Pada 18 Juli lalu Badan Pengelola Keuangan Haji (BPKH) telah merayakan hari ulang tahun (milad) yang ke-2. Alhamdulilah, dari sisi pencapaian nilai manfaat pada tahun 2018 kami berhasil mencapai Rp 5,70 triliun atau mengalami pertumbuhan sebesar 7,19 persen dari nilai manfaat tahun 2017 yang sebesar Rp 5,28 triliun.

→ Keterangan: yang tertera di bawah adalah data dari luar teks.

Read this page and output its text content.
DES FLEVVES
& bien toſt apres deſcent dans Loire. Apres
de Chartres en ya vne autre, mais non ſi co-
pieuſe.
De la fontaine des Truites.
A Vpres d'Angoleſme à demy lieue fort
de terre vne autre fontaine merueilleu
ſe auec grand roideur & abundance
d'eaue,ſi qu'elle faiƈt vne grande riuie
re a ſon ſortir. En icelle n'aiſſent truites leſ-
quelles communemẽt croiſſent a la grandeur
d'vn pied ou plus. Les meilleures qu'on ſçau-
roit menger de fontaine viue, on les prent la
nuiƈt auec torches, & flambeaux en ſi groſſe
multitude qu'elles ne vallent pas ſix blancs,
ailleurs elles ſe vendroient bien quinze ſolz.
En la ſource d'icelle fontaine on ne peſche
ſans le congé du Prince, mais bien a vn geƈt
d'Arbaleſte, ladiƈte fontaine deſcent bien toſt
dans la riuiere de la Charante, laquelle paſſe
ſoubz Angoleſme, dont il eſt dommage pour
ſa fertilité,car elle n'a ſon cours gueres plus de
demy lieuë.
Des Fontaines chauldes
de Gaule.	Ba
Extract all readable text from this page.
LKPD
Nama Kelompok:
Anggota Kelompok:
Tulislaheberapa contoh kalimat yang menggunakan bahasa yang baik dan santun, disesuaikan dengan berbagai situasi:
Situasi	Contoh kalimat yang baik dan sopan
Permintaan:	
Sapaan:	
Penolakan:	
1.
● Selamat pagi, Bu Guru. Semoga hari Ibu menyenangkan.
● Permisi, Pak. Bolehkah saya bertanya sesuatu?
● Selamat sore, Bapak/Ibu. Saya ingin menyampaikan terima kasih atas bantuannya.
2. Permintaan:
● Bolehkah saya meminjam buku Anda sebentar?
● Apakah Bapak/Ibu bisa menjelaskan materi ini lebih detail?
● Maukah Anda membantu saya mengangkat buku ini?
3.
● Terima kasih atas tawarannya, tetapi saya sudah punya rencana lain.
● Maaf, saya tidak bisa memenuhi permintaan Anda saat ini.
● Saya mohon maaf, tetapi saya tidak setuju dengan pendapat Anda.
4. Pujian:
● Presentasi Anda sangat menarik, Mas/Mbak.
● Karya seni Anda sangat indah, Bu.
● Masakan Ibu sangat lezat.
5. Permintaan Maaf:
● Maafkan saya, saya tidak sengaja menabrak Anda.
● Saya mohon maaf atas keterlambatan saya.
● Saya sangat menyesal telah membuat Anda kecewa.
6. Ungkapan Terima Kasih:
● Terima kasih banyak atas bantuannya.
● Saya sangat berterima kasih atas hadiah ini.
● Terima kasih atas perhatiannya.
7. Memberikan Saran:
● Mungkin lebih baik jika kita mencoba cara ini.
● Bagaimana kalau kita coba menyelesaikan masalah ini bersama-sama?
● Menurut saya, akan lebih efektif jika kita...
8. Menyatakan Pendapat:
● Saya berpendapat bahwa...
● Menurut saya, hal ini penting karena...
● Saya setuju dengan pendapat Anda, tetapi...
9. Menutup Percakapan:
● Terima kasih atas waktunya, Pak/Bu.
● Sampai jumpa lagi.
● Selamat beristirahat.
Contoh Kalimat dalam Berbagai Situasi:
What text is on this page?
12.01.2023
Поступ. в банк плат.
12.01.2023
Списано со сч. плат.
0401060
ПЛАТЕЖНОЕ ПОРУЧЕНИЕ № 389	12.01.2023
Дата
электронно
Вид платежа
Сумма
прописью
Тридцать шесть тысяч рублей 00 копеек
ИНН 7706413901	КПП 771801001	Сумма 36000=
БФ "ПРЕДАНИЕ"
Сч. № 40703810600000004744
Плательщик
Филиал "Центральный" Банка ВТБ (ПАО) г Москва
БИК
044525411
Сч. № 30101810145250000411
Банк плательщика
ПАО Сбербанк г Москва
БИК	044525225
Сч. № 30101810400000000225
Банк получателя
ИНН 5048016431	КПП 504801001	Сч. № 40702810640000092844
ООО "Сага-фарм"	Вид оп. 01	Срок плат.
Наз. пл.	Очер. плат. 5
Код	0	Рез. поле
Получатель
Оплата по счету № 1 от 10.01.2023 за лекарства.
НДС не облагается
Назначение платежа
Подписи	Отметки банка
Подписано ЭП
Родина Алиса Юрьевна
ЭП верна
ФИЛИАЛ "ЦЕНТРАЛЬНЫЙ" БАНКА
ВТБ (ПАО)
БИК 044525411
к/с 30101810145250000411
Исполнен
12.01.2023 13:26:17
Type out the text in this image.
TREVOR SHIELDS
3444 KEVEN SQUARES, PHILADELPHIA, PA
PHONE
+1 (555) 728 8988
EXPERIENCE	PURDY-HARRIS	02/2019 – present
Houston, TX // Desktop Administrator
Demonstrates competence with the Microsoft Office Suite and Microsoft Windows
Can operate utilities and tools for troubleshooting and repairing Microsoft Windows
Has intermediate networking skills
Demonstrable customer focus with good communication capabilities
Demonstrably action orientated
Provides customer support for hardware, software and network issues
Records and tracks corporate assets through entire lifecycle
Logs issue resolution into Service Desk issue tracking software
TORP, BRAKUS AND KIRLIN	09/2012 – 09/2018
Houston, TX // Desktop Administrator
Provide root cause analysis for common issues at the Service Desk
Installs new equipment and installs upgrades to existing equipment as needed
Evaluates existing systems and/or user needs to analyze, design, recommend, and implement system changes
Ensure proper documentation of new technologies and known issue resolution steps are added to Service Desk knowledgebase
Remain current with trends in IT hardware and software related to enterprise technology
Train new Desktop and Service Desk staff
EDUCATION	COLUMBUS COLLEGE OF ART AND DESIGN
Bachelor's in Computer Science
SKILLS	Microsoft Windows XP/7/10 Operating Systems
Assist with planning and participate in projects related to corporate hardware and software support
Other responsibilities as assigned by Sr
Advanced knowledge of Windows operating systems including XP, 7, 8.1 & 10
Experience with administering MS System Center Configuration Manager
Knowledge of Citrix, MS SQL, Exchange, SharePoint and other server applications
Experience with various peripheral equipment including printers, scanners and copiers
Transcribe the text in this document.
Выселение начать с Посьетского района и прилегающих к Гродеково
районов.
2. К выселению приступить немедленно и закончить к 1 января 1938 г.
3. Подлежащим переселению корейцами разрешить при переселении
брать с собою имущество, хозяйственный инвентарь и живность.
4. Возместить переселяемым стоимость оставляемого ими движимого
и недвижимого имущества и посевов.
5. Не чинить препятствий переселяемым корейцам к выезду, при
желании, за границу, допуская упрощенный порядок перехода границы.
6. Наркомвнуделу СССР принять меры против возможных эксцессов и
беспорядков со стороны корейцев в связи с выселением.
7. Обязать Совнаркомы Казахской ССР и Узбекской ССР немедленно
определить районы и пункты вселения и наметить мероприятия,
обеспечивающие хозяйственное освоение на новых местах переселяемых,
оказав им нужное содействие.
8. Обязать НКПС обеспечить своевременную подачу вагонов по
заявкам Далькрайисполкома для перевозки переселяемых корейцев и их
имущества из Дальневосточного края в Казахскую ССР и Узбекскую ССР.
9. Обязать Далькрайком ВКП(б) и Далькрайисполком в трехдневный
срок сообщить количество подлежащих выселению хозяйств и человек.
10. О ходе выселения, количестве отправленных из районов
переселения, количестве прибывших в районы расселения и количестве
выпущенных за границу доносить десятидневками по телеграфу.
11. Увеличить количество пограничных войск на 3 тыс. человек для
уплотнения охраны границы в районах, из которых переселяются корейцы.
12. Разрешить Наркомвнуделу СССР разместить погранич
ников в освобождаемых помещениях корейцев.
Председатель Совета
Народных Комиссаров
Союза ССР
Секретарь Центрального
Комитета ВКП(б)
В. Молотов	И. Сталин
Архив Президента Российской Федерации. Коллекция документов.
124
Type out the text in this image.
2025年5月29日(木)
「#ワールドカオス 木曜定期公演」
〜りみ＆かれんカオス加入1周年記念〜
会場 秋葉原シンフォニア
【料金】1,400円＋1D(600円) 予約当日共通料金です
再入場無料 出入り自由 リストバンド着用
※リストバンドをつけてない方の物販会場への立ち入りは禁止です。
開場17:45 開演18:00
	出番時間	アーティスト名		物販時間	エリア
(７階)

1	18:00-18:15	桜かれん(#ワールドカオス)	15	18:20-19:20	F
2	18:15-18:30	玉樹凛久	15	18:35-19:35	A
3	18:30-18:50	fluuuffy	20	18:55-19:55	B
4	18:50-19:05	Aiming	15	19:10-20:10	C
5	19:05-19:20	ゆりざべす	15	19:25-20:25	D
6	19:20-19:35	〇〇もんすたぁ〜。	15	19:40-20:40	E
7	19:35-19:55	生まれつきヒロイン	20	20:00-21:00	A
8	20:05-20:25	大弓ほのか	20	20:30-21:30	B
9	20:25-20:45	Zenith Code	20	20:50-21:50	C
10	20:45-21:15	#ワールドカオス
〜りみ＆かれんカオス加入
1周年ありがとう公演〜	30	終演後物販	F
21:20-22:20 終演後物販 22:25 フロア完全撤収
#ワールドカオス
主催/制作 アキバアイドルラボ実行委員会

Tidak hanya sampai di situ, Alhamdulilah kami juga mendapatkan penilaian Wajar Tanpa Pengecualian (WTP) dari Badan Pemeriksa Keuangan (BPK) untuk laporan keuangan tahun 2018. Sesungguhnya yang terbersik di dalam hati kecil saya adalah sebuah pertanyaan mengapa mengemban tugas mengelola keuangan haji ini menjadi begitu penting?
Dengan jumlah karyawan/karyawati sebanyak 137 orang kami mengelola dana sebesar Rp 113 triliun (per posisi bulan Juni 2019) yang seluruhnya adalah milik jamaah haji. Sebuah beban disematkan di atas pundak kami ketika mendapatkan amanah mengelola keuangan haji disebabkan dana ini merupakan dana umat yang dipercayakan kepada kami untuk dapat memberangkatkan mereka ke Tanah Suci.
Dana tersebut bagi sebagian besar masyarakat kita dikumpulkan sedikit demi sedikit dari sisa pendapatan yang tidak seberapa demi dapat menunaikan rukun Islam ke-5. Dengan waktu tunggu jamaah Haji yang kini berkisar 11-39 tahun tentunya kepercayaan yang diberikan oleh jamaah haji kepada kami adalah sesuatu yang tidak boleh kami anggap hal biasa.
Perlindungan terhadap uang milik jamaah haji sebenarnya sudah diatur dalam Undang-Undang No. 34 tahun 2014 pasal 53 ayat 1 yang menyebutkan ketentuan mengenai tanggung-renteng atas kerugian yang terjadi akibat penempatan dan/atau investasi keuangan haji yang timbul akibat kelalaian dalam pengelolaannya.
Lebih lanjut di dalam Alquran Surah al-Isra (17): 36 juga disinggung bagaimana setiap pendengaran, penglihatan dan hati itu akan dimintakan pertanggung-jawabannya di akhirat kelak. Hal ini juga berarti kelalaian kami dalam mengelola dana haji tidak akan berakhir dengan hukuman di dunia melainkan juga akan berlanjut hingga masuk ke neraka Jahannam.